Improve Error Messages for Incorrect Reference Format when Pushing to Azure Container Registry

bytecodealliance / wasm-pkg-tools

Apache License 2.0

48 stars 11 forks source link

Improve Error Messages for Incorrect Reference Format when Pushing to Azure Container Registry #64

Closed duffney closed 2 months ago

duffney commented 3 months ago

When pushing a component to Azure Container Registry, I encountered an authentication error. However, the root cause was actually an issue with the reference format being passed into the flag.

 wkg oci push wasiclippy.azurecr.io hello_wasi_http.wasm -u $username -p $password
Error: Unable to push image
Caused by:
    Server error: url https://index.docker.io/v2/library/wasiclippy.azurecr.io/blobs/uploads/, code: 401, message: {"errors":[{"code":"UNAUTHORIZED","message":"authentication required","detail":[{"Type":"repository","Class":"","Name":"library/wasiclippy.azurecr.io","Action":"pull"},{"Type":"repository","Class":"","Name":"library/wasiclippy.azurecr.io","Action":"push"}]}]}

Improvement Suggestion: It would be helpful if the error message indicated if the reference format is incorrect and specify the required format.

yoshuawuyts commented 3 months ago

To add some additional context here: @duffney and I were on stream earlier today, and we actually ran into this twice: once when pushing to ghcr, and once when pushing to azure artifacts.
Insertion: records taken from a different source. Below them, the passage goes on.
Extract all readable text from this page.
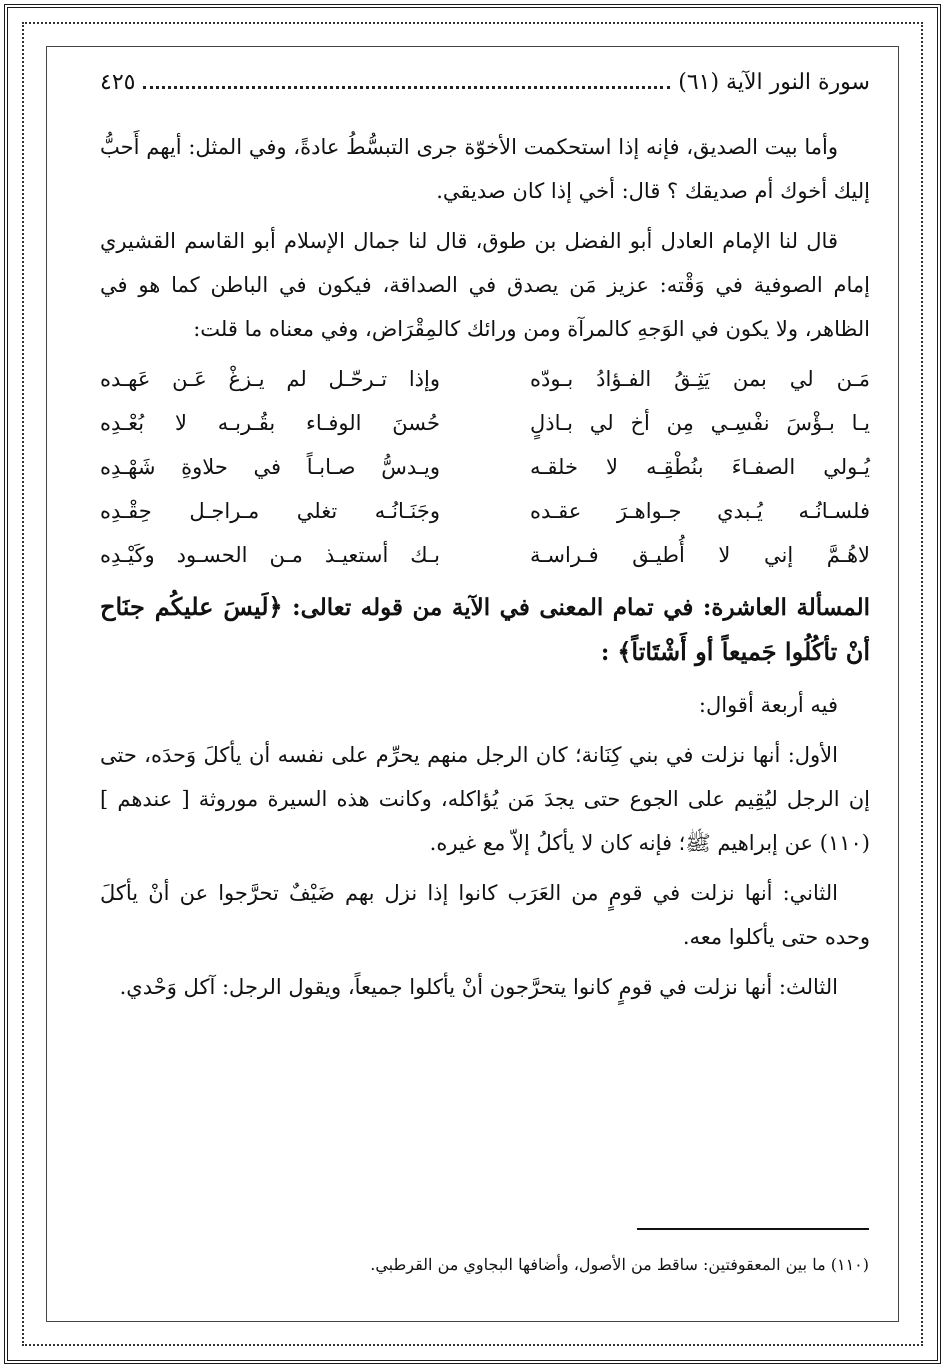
سورة النور الآية (٦١)
٤٢٥

وأما بيت الصديق، فإنه إذا استحكمت الأخوّة جرى التبسُّطُ عادةً، وفي المثل: أيهم أَحبُّ إليك أخوك أم صديقك ؟ قال: أخي إذا كان صديقي.

قال لنا الإمام العادل أبو الفضل بن طوق، قال لنا جمال الإسلام أبو القاسم القشيري إمام الصوفية في وَقْته: عزيز مَن يصدق في الصداقة، فيكون في الباطن كما هو في الظاهر، ولا يكون في الوَجهِ كالمرآة ومن ورائك كالمِقْرَاض، وفي معناه ما قلت:

مَـن لي بمن يَثِـقُ الفـؤادُ بـودّه
وإذا تـرحّـل لم يـزغْ عَـن عَهـده
يـا بـؤْسَ نفْسِـي مِن أخ لي بـاذلٍ
حُسنَ الوفـاء بقُـربـه لا بُعْـدِه
يُـولي الصفـاءَ بنُطْقِـه لا خلقـه
ويـدسُّ صـابـاً في حلاوةِ شَهْـدِه
فلسـانُـه يُـبدي جـواهـرَ عقـده
وجَنَـانُـه تغلي مـراجـل حِقْـدِه
لاهُـمَّ إني لا أُطيـق فـراسـة
بـك أستعيـذ مـن الحسـود وكَيْـدِه
المسألة العاشرة: في تمام المعنى في الآية من قوله تعالى: ﴿لَيسَ عليكُم جنَاح أنْ تأكُلُوا جَميعاً أو أَشْتَاتاً﴾ :

فيه أربعة أقوال:

الأول: أنها نزلت في بني كِنَانة؛ كان الرجل منهم يحرِّم على نفسه أن يأكلَ وَحدَه، حتى إن الرجل ليُقِيم على الجوع حتى يجدَ مَن يُؤاكله، وكانت هذه السيرة موروثة [ عندهم ] (١١٠) عن إبراهيم ﷺ؛ فإنه كان لا يأكلُ إلاّ مع غيره.

الثاني: أنها نزلت في قومٍ من العَرَب كانوا إذا نزل بهم ضَيْفٌ تحرَّجوا عن أنْ يأكلَ وحده حتى يأكلوا معه.

الثالث: أنها نزلت في قومٍ كانوا يتحرَّجون أنْ يأكلوا جميعاً، ويقول الرجل: آكل وَحْدي.

(١١٠) ما بين المعقوفتين: ساقط من الأصول، وأضافها البجاوي من القرطبي.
The error on ghcr ended up being more descriptive - which is how we found out that we were actually writing the reference string incorrectly for both.
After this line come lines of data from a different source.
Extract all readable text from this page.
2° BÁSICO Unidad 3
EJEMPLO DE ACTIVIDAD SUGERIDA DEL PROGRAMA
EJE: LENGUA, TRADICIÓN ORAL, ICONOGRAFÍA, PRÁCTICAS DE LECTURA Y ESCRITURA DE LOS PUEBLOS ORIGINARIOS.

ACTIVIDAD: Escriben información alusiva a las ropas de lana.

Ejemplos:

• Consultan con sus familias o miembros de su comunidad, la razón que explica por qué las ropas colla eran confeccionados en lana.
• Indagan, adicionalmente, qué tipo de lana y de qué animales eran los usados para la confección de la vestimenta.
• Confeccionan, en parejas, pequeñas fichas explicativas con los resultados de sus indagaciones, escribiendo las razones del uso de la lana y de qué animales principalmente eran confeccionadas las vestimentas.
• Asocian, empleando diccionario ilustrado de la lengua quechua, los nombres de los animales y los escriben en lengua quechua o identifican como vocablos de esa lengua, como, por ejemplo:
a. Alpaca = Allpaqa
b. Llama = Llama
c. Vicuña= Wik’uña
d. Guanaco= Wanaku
If wkg would validate reference strings locally before pushing, that would make it so even if the server provides a less-than-helpful error, the user still knows exactly what they got wrong. Which overall should make for a more pleasant user-experience.
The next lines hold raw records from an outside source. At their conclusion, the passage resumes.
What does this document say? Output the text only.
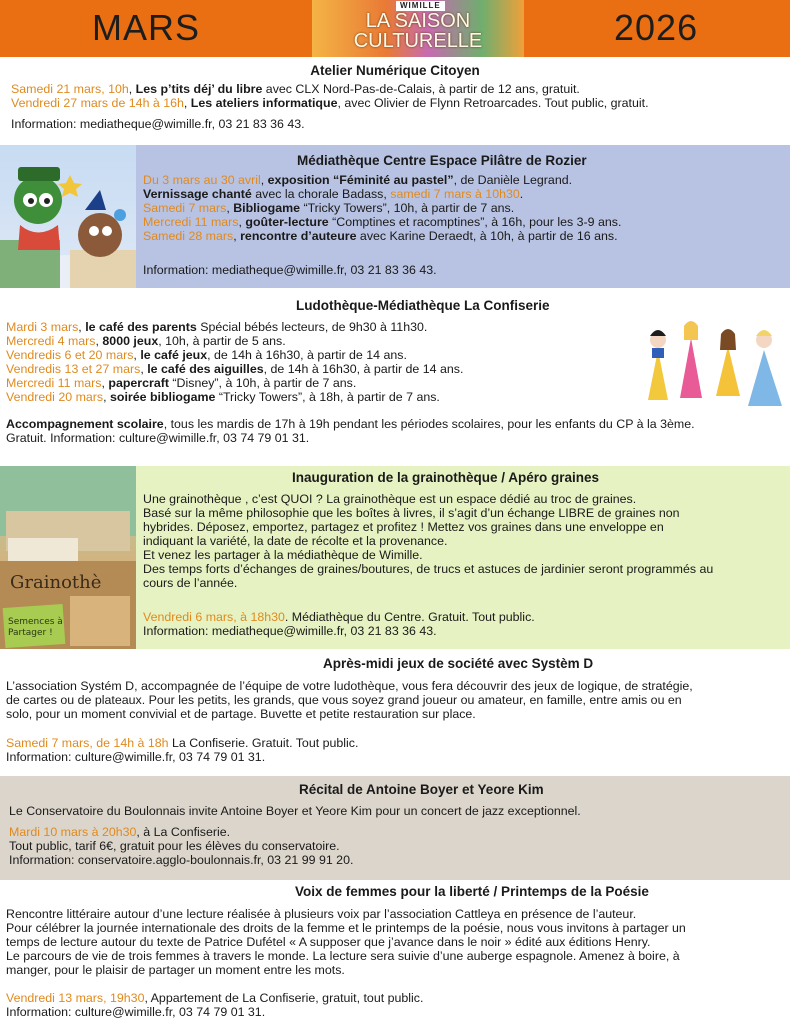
MARS
WIMILLE
LA SAISON
CULTURELLE	2026
Atelier Numérique Citoyen
Samedi 21 mars, 10h, Les p’tits déj’ du libre avec CLX Nord-Pas-de-Calais, à partir de 12 ans, gratuit.
Vendredi 27 mars de 14h à 16h, Les ateliers informatique, avec Olivier de Flynn Retroarcades. Tout public, gratuit.
Information: mediatheque@wimille.fr, 03 21 83 36 43.
Médiathèque Centre Espace Pilâtre de Rozier
Du 3 mars au 30 avril, exposition “Féminité au pastel”, de Danièle Legrand.
Vernissage chanté avec la chorale Badass, samedi 7 mars à 10h30.
Samedi 7 mars, Bibliogame “Tricky Towers”, 10h, à partir de 7 ans.
Mercredi 11 mars, goûter-lecture “Comptines et racomptines”, à 16h, pour les 3-9 ans.
Samedi 28 mars, rencontre d’auteure avec Karine Deraedt, à 10h, à partir de 16 ans.
Information: mediatheque@wimille.fr, 03 21 83 36 43.
Ludothèque-Médiathèque La Confiserie
Mardi 3 mars, le café des parents Spécial bébés lecteurs, de 9h30 à 11h30.
Mercredi 4 mars, 8000 jeux, 10h, à partir de 5 ans.
Vendredis 6 et 20 mars, le café jeux, de 14h à 16h30, à partir de 14 ans.
Vendredis 13 et 27 mars, le café des aiguilles, de 14h à 16h30, à partir de 14 ans.
Mercredi 11 mars, papercraft “Disney”, à 10h, à partir de 7 ans.
Vendredi 20 mars, soirée bibliogame “Tricky Towers”, à 18h, à partir de 7 ans.
Accompagnement scolaire, tous les mardis de 17h à 19h pendant les périodes scolaires, pour les enfants du CP à la 3ème.
Gratuit. Information: culture@wimille.fr, 03 74 79 01 31.
Grainothè
Semences à
Partager !
Inauguration de la grainothèque / Apéro graines
Une grainothèque , c’est QUOI ? La grainothèque est un espace dédié au troc de graines.
Basé sur la même philosophie que les boîtes à livres, il s’agit d’un échange LIBRE de graines non
hybrides. Déposez, emportez, partagez et profitez ! Mettez vos graines dans une enveloppe en
indiquant la variété, la date de récolte et la provenance.
Et venez les partager à la médiathèque de Wimille.
Des temps forts d’échanges de graines/boutures, de trucs et astuces de jardinier seront programmés au
cours de l’année.
Vendredi 6 mars, à 18h30. Médiathèque du Centre. Gratuit. Tout public.
Information: mediatheque@wimille.fr, 03 21 83 36 43.
Après-midi jeux de société avec Systèm D
L’association Systém D, accompagnée de l’équipe de votre ludothèque, vous fera découvrir des jeux de logique, de stratégie,
de cartes ou de plateaux. Pour les petits, les grands, que vous soyez grand joueur ou amateur, en famille, entre amis ou en
solo, pour un moment convivial et de partage. Buvette et petite restauration sur place.
Samedi 7 mars, de 14h à 18h La Confiserie. Gratuit. Tout public.
Information: culture@wimille.fr, 03 74 79 01 31.
Récital de Antoine Boyer et Yeore Kim
Le Conservatoire du Boulonnais invite Antoine Boyer et Yeore Kim pour un concert de jazz exceptionnel.
Mardi 10 mars à 20h30, à La Confiserie.
Tout public, tarif 6€, gratuit pour les élèves du conservatoire.
Information: conservatoire.agglo-boulonnais.fr, 03 21 99 91 20.
Voix de femmes pour la liberté / Printemps de la Poésie
Rencontre littéraire autour d’une lecture réalisée à plusieurs voix par l’association Cattleya en présence de l’auteur.
Pour célébrer la journée internationale des droits de la femme et le printemps de la poésie, nous vous invitons à partager un
temps de lecture autour du texte de Patrice Dufétel « A supposer que j’avance dans le noir » édité aux éditions Henry.
Le parcours de vie de trois femmes à travers le monde. La lecture sera suivie d’une auberge espagnole. Amenez à boire, à
manger, pour le plaisir de partager un moment entre les mots.
Vendredi 13 mars, 19h30, Appartement de La Confiserie, gratuit, tout public.
Information: culture@wimille.fr, 03 74 79 01 31.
thomastaylor312 commented 2 months ago

Hmmmm...this is an interesting problem. So technically the CLI is using FromStr to parse your string into a reference, so if it were an invalid reference (according to the regex) then it should fail and tell you it is invalid. This might actually be a parsing issue with oci-distribution itself. According to the regex, everything before the tag is the "name" which gets split into a domain and the repository. So technically what happens is that wasiclippy.azurecr.io matches the regex, but is missing a repository. As far as I can tell from the spec and what done in distribution, this should be validated when parsing a manifest. I am going to close this issue and open a bug in the crate

duffney commented 2 months ago

Appreciate the response @thomastaylor312, thank you!